One of the young British soldiers who was part of the Mons Retreat is the subject of a remarkable genealogical quest, following the chance identification of a photograph that had hung in the Mons Tourist Office for years and was displayed at a ‘Who Do You Think You Are?’ event in Birmingham. The picture shows a proud, smiling young Tommy, taken at Mons a day or two before the first engagement with the Germans. It was captioned simply ‘AF Carter’. The Belgian Tourist Office in London contacted a leading genealogist, Marie Cappart, who set out to unlock the young man’s history and trace his descendants.
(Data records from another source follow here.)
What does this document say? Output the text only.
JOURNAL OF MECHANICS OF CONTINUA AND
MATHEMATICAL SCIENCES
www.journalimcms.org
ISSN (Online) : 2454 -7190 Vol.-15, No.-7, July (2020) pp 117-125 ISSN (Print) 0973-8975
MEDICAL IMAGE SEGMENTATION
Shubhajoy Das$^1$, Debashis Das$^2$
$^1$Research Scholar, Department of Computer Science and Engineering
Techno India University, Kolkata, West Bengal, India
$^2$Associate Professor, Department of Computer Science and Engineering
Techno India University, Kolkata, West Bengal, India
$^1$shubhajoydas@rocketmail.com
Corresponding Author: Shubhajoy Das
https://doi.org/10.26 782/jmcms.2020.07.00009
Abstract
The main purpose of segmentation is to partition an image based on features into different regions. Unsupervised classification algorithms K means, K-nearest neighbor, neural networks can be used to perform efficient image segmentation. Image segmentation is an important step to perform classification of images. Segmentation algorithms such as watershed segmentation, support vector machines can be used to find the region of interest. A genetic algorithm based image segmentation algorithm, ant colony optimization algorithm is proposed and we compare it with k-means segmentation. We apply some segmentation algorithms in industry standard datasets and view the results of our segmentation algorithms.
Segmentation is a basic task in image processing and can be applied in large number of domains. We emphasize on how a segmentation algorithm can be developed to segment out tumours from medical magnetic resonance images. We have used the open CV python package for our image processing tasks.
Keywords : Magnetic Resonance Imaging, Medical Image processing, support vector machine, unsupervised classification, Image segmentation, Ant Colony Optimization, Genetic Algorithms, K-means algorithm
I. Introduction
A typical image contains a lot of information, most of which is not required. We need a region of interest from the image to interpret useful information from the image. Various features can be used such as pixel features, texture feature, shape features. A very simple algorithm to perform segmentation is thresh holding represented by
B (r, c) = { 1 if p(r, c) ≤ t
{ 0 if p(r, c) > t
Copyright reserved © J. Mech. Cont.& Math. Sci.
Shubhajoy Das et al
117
From the Imperial War Museum website, Marie Cappart identified ‘AF Carter’ as Private Arthur Frederick Carter, a member of D Company, 4th Battalion, Middlesex Regiment. No further information came to light from the Commonwealth War Graves Commission and the National Archives at Kew, but the genealogist located some discharge papers on another website, findmypast. “We then knew for sure that he had survived the First World War and were thrilled with the news,” said Marie, who discovered that Carter had served in the Second World War as well, when his regimental number led her to his discharge papers.

It turned out that Private Carter was just 20 when the Mons picture was taken. He remained with the Middlesex Regiment throughout the 1914-18 war. Marie went on to find a record of his marriage, the birth of his daughter, and finally the name of a grandchild. Using phonebooks and social media, she tracked down a potential lead in London, but letters and visits to potential addresses in England and Belgium proved fruitless – until the Tourist Office in London received a call from Arthur Carter’s grandson in Italy. He explained that his grandfather’s medals and photos were with his own son (Carter’s great-grandson) in north London, and that Carter had been buried there. The ‘missing’ years were gradually filled in. After WW1, Carter had served as a ‘Black and Tan’ in Ireland; in WW2 he was an anti-aircraft gunner in London; after the war he drove a petrol tanker for a living.

Both grandson and great-grandson have accepted an invitation to take part in the Mons centenary celebrations in 2018, when the family’s connection with the ‘First and Last’ town in Wallonia will come full circle.